4. You feel good about the future.

A positive outlook on the future is a good sign for you, Hibbert said. "If you’re starting to look to the future, to plan, and to feel positive about what’s coming, you’re probably ready to leave therapy. If not, you’re likely still stuck in some issues that need your attention," she said.

Sumber relayed a similar sentiment, adding that it's "bittersweet" to say goodbye to clients:

"There's definitely a part of me that's excited for the client to have gotten to this ego strength to be able to say, 'I'm good. I was feeling broken when I came, and now I'm feeling healed and empowered.' We do a little dance inside and celebrate with the client. Then there's also a bittersweet part of it, because I'm sad. When I have a client that I really have a relationship with, and they come in and are a part of my life as well, and I see them every week for six months or a year, even, there's a loss. There's change. There's an adaptation I have to go through in terms of my Tuesdays or my Wednesdays. We definitely have to go through our own mourning in terms of finding a new norm."

5. You make a plan.

The best case scenario is when you and your therapist decide together when to end the relationship. This can help you as a client plan for the future without therapy, among other things, Hibbert told ATTN:.

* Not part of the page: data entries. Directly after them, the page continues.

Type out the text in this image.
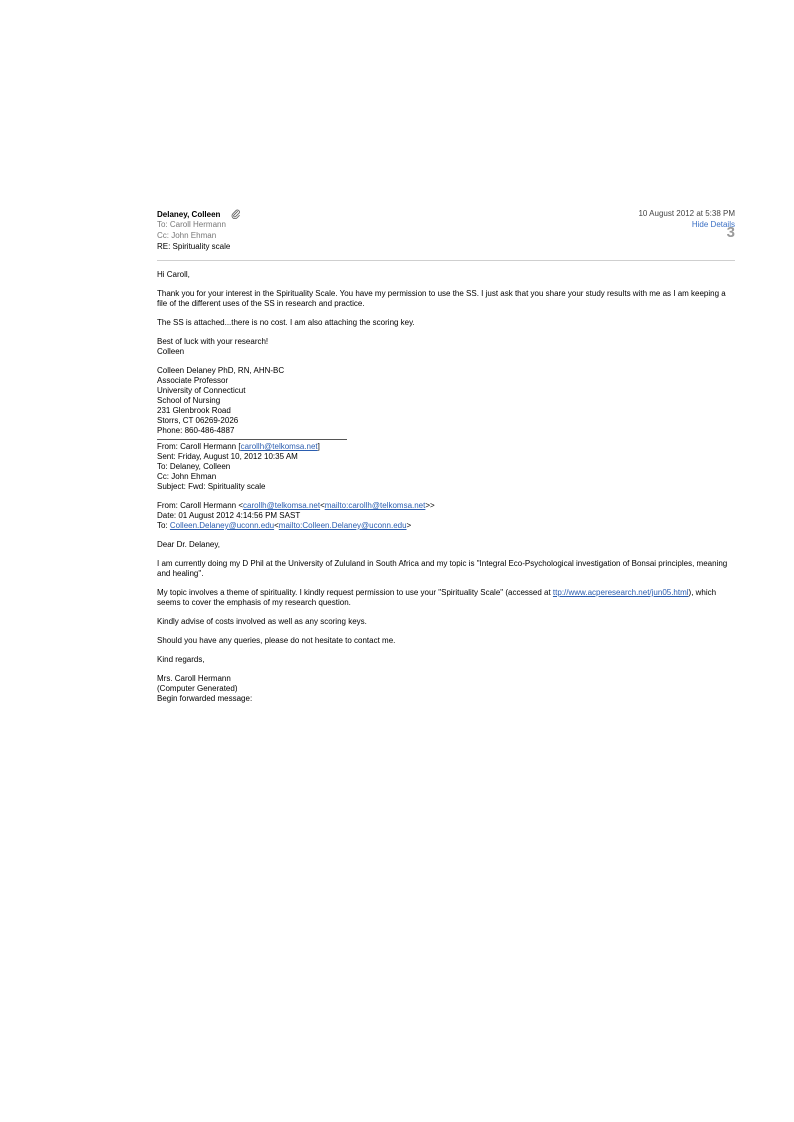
Delaney, Colleen	10 August 2012 at 5:38 PM
To: Caroll Hermann	Hide Details
Cc: John Ehman	3
RE: Spirituality scale

Hi Caroll,

Thank you for your interest in the Spirituality Scale. You have my permission to use the SS. I just ask that you share your study results with me as I am keeping a file of the different uses of the SS in research and practice.

The SS is attached...there is no cost. I am also attaching the scoring key.

Best of luck with your research!
Colleen

Colleen Delaney PhD, RN, AHN-BC

Associate Professor

University of Connecticut

School of Nursing

231 Glenbrook Road

Storrs, CT 06269-2026

Phone: 860-486-4887

From: Caroll Hermann [carollh@telkomsa.net]
Sent: Friday, August 10, 2012 10:35 AM
To: Delaney, Colleen
Cc: John Ehman
Subject: Fwd: Spirituality scale

From: Caroll Hermann <carollh@telkomsa.net<mailto:carollh@telkomsa.net>>
Date: 01 August 2012 4:14:56 PM SAST
To: Colleen.Delaney@uconn.edu<mailto:Colleen.Delaney@uconn.edu>

Dear Dr. Delaney,

I am currently doing my D Phil at the University of Zululand in South Africa and my topic is "Integral Eco-Psychological investigation of Bonsai principles, meaning and healing".

My topic involves a theme of spirituality. I kindly request permission to use your "Spirituality Scale" (accessed at ttp://www.acperesearch.net/jun05.html), which seems to cover the emphasis of my research question.

Kindly advise of costs involved as well as any scoring keys.

Should you have any queries, please do not hesitate to contact me.

Kind regards,

Mrs. Caroll Hermann
(Computer Generated)
Begin forwarded message:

"This not only allows for the two of you to discuss your progress, create a plan for the future, and make sure there aren’t any hidden issues that still need to be dealt with. It also allows you to have a termination session, which is very useful in finding closure with the therapy process," Hibbert said.

For anyone thinking about leaving therapy, "a good support system and plan" are key, she added:

"You may have overcome the issue for which you came to therapy, but do you have other people you can talk to when life gets to you? Perhaps a partner/spouse, friend, support group, faith community? Having a good support system and a plan of where to go if things start heading south again is a good sign you’re ready to leave your therapist and go it on your own."

Quitting therapy might be a short-term solution for some people, however, certain people may also switch therapists to find a better personal or professional fit, Hibbert added:

"In some cases, If you feel you’ve done all the work you can do with this specific therapist or type of therapy, it might be time to move on. Sometimes, you know you still have work to do, but you also know you need a different approach. Maybe you’ve gotten all you can from this therapist, or from this approach. Maybe you learn of another approach that might work better for your symptoms. Perhaps you want to see someone who specializes in a different issue than the one you’ve been working on with your current therapist. If you feel this, talk with your therapist. A good therapist will encourage whatever kind of treatment is going to truly be best for you, whether that’s with them or someone else."